The revelation came out of Oklahoma, where Gov. Kevin Stitt (R) has launched Operation Guardian, a crackdown on illegal immigrants driving commercial trucks. During the sting, state troopers and ICE agents arrested 125 individuals, many of them operating big rigs with unverifiable or fraudulent documentation.
Among the most shocking discoveries was a New York CDL stamped with the placeholder “No Name Given” in the fields where a first and middle name should have been.
Stitt wasted no time putting Albany on blast: “If New York wants to hand out CDLs to illegal immigrants with ‘No Name Given,’ that’s on them.

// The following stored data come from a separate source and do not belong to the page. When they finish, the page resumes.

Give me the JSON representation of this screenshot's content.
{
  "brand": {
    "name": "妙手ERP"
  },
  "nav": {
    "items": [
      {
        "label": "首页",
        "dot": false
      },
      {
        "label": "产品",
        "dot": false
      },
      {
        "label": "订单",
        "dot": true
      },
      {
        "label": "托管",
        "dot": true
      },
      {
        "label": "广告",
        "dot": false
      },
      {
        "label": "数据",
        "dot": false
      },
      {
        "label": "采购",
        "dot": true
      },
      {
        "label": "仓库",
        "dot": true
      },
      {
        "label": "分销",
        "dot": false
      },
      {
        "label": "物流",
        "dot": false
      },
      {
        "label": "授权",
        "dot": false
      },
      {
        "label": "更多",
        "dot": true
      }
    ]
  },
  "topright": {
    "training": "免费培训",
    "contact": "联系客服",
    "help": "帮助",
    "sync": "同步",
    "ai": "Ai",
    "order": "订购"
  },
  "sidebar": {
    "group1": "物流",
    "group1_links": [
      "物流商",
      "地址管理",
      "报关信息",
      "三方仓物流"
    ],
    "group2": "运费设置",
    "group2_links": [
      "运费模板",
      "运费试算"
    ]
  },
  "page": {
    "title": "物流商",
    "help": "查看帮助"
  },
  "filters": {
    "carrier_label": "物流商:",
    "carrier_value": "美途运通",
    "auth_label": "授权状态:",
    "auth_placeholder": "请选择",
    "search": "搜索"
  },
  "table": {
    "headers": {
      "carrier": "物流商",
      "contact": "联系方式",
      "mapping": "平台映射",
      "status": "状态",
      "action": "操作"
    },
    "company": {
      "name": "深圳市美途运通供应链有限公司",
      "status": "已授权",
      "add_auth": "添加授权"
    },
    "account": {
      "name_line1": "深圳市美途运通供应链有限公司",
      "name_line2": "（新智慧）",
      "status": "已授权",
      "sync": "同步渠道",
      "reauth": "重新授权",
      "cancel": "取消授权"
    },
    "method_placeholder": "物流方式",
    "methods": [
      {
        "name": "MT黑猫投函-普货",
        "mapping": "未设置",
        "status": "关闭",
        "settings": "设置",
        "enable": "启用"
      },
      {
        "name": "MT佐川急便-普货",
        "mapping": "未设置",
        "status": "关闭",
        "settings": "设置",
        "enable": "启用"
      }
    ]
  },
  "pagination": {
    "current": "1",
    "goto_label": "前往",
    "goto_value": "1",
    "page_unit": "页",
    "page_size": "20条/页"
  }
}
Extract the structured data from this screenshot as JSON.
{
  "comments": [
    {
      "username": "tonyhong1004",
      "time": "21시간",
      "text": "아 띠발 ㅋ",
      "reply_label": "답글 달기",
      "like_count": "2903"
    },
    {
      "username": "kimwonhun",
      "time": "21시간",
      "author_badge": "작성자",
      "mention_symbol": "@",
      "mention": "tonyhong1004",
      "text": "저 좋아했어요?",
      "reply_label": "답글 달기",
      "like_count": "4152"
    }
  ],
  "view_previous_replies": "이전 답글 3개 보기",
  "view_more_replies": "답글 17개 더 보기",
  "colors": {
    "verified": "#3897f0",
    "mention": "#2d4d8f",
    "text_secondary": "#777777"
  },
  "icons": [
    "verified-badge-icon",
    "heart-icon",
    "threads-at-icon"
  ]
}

The moment they cross into Oklahoma, they answer to our laws.” His office later emphasized the danger, pointing out that drivers with incomplete or unverifiable identification were operating massive vehicles that could wreak havoc in a collision. “An 80,000-pound truck at 70 miles an hour isn’t going to be a minor crash,” Commissioner Tim Tipton warned.
If New York wants to hand out CDLs to illegal immigrants with “No Name Given,” that’s on them. The moment they cross into Oklahoma, they answer to our laws.
OHP performed an enforcement action along I-40 and apprehended 125 illegal immigrants.
This is keeping Oklahomans safe. pic.twitter.com/kNspThTk4E
— Governor Kevin Stitt (@GovStitt) September 29, 2025
The New York Department of Motor Vehicles admitted to The Post that the license was real, issued in April 2023 and valid through May 2028. DMV spokesman Walter McLure defended the move, claiming the individual had “lawful status” via federal employment authorization, and that “it is not uncommon for individuals from other countries to have only one name.” Still, he declined to specify which federal program applied, what documentation was used, or whether the DMV was cooperating with Oklahoma investigators.
The political backlash was immediate. Rep. Elise Stefanik (R-NY), who has announced plans to challenge Gov. Kathy Hochul, blasted her rival: “At every opportunity, Kathy Hochul has turned her back on New Yorkers to bend the knee to the radical Far Left of the Democrat Party that puts illegals and criminals first and hardworking law-abiding New Yorkers last.”
The controversy lands on top of ongoing litigation over New York’s so-called “green light law,” which allows non-citizens to obtain standard driver’s licenses. The Trump Justice Department sued earlier this year, calling the law a “frontal assault” on federal immigration enforcement. The DMV’s own website explicitly states that commercial licenses are not covered under the green light program, raising fresh questions about how a CDL marked “No Name Given” was issued in the first place.
For Hochul, the optics are especially grim. As a county clerk running for Congress years ago, she once boasted in ads, “I led the fight against giving illegal immigrants driver’s licenses.” Now, under her governorship, her own DMV is defending the issuance of a commercial driver’s license with no verifiable name attached.